Synthetic genetic clock checks thermometer

Until now, synthetic biologists have not been able to duplicate this marvel, but Rice biochemist Matthew Bennett and his team developed a robust synthetic genetic clock that allows Escherichia coli bacteria to accurately keep time in a wide temperature range. The clock, which regulates the production of proteins, does not speed up or slow down with changing temperatures, and offers one possible solution to a problem that has hindered the advance of synthetic biology.

The results were published this week in the Proceedings of the National Academy of Sciences.

The revelation will be of interest to biologists who study regulatory systems, particularly circadian rhythms, but it may be most valuable to synthetic biologists who wish to reprogram cellular regulatory mechanisms for biotechnology, Bennett said.

"One of the problems we've had is that the genetic circuits we build are fragile," he said. "We can build systems that do what we want, but they often do not work well in other people's hands, or if we change the media or temperature. We wanted to create a system that should work independently of the parameters that might be hard for a synthetic biologist to control. We want to show we can build robust circuits, not just by making the architecture of the system more complicated, but by using the right proteins."
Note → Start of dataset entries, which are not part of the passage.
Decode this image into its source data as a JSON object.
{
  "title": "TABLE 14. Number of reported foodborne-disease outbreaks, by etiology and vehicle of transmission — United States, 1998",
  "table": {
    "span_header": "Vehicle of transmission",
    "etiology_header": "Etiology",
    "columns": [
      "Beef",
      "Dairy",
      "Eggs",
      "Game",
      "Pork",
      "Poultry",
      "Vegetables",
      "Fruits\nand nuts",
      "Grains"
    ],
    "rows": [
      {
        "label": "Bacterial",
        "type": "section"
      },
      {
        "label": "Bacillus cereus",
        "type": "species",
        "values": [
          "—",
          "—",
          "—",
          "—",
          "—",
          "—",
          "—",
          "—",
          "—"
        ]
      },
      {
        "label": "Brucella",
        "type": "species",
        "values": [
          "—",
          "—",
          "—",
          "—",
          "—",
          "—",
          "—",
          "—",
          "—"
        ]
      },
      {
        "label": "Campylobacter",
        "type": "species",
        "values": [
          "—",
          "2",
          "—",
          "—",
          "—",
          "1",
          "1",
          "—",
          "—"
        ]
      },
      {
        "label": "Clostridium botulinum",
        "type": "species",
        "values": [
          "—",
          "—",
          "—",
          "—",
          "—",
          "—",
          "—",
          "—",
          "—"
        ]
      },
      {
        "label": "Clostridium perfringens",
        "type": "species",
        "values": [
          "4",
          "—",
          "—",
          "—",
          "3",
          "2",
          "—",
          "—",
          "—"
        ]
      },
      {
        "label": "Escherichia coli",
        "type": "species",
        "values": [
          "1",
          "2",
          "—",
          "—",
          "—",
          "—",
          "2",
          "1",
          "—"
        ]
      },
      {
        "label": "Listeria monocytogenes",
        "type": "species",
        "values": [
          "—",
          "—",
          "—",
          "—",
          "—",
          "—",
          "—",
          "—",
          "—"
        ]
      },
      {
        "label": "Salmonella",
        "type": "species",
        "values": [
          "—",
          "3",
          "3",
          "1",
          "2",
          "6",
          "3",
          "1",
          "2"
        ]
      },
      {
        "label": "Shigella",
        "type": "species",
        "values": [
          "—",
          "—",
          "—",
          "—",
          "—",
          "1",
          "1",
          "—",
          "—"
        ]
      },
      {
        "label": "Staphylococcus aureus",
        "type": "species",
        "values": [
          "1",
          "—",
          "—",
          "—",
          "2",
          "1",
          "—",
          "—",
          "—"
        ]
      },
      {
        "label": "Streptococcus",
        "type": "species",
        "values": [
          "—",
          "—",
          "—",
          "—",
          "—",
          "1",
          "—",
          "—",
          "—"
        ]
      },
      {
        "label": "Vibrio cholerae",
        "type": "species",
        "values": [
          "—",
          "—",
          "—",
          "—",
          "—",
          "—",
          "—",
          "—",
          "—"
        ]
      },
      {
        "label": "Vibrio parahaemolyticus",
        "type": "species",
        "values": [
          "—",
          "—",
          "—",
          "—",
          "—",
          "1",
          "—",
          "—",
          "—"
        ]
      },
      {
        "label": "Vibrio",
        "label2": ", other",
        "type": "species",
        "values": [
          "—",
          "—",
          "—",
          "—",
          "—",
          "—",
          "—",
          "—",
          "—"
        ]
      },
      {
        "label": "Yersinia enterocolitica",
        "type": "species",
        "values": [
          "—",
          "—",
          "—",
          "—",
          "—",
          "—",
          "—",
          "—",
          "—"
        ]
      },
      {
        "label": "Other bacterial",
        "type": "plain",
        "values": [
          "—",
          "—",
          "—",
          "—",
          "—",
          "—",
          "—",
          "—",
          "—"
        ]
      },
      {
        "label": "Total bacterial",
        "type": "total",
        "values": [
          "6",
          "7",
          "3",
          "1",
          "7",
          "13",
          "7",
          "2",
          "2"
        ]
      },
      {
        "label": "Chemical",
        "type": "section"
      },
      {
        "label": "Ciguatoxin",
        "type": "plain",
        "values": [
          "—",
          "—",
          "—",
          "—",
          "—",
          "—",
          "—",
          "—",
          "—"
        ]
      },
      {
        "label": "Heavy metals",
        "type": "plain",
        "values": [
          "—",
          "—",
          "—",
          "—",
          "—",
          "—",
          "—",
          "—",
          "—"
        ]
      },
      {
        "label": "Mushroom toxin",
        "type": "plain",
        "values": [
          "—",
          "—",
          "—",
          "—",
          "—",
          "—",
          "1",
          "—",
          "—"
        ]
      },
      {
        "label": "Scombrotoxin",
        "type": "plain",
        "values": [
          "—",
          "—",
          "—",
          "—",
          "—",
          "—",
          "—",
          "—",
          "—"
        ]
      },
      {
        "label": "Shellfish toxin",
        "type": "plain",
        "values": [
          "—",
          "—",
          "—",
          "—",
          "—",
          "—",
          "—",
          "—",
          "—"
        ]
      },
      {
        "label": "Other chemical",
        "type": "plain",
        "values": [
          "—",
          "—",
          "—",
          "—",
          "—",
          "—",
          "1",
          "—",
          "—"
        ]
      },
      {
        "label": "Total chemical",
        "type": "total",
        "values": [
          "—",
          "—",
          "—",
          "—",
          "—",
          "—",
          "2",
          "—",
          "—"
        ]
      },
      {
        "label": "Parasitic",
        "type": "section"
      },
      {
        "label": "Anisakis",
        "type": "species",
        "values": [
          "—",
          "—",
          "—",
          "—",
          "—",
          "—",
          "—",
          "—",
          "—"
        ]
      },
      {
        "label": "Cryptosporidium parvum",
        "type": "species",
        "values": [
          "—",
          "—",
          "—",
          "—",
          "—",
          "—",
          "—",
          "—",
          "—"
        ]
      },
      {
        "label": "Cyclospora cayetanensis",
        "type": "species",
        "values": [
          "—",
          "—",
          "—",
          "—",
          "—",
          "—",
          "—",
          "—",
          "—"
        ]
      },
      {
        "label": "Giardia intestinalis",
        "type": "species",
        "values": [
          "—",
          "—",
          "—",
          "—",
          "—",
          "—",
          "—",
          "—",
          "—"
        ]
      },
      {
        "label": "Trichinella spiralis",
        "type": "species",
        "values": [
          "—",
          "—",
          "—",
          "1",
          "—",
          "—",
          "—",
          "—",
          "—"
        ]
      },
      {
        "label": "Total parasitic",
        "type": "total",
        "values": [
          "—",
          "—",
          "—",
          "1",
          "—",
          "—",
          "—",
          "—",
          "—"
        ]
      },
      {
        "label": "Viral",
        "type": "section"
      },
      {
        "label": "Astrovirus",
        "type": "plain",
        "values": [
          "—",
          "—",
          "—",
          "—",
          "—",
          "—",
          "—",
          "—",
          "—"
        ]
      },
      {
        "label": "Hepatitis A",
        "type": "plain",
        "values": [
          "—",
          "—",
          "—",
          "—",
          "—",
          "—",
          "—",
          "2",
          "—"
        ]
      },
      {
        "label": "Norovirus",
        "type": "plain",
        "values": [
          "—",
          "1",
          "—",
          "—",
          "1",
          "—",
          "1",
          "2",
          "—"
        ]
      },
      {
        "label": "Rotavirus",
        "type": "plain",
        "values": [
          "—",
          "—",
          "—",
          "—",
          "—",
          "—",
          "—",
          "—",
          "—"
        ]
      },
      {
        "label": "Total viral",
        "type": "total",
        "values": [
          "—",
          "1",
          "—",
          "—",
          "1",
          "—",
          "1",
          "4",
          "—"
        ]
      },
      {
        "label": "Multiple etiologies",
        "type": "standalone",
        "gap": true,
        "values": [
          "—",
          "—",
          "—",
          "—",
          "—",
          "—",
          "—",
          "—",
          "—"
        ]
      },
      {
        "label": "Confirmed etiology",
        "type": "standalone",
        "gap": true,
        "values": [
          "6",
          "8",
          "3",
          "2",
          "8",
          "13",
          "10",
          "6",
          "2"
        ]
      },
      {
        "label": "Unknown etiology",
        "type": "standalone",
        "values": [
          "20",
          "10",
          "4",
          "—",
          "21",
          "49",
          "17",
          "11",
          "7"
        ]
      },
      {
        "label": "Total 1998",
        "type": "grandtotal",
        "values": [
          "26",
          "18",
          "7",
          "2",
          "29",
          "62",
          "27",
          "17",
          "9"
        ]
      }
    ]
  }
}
The ability to regulate for temperature comes naturally in mammals, but not all life is warm-blooded, and temperature generally affects biochemistry.

"The warmer things are, the more biochemistry speeds up," Bennett said. "This manifests in a lot of ways: Enzymes work faster and biochemical rates are faster."

He said that E. coli, for instance, shows dramatic changes in behavior even within its comfort zone of about 30 to 41 degrees Celsius (86 to 105 degrees Fahrenheit).

"For every 10 degrees Celsius increase in temperature, there's about a doubling in the cell cycle speed," Bennett said.

Among biological processes, there's a notable exception: circadian clocks that keep a steady beat despite the temperature. "We have genetically controlled clocks that help us determine the time of day and coordinate our response to the day-night cycle, changing hormone levels and our alertness. And we're not the only organisms that have them," he said.

"Plants and fungi and even some bacteria that do not have internal temperature regulation also have circadian clocks. For those organisms, it's very important that the period of their circadian clocks remains the same regardless of temperature changes. Your crops, no matter whether it's hot or cold, always keep to the same day-night cycle."

But circadian clocks are also biochemical. "As it gets colder, circadian clocks should slow down, and as it gets warmer, speed up, but they do not," he said. "It's been a mystery as to why that doesn't happen."

Bennett suspected the clocks take their cues from a combination of cellular feedback loops and temperature-sensitive proteins. "Instead of looking at circadian clocks in humans or plants, however, we decided to build a system from the ground up," he said.

His research group started with a synthetic gene oscillator that was built to run in E. coli. Then, by altering a single amino acid of a key protein -- LacI, the lactose repressor -- the researchers made that protein temperature-sensitive and provided the synthetic clock a guide to compensate for changing conditions.

Bennett noted in the paper that engineers have struggled with temperature compensation for a long time, perhaps most famously in the search for a device to give sailors at sea their longitude.

"Temperature compensation is a problem with timekeeping in general," said the researcher, whose first paper as an undergraduate also touched upon the longitude problem. "Metals expand and contract in response to temperature changes, thus altering the period of mechanical clocks.

"This was a major obstacle for early naval chronometers. The man who invented those chronometers, John Harrison, had to compensate for temperature effects. It was a big problem in engineering back then, and we're still finding it to be a problem when we build gene circuits in bacteria today.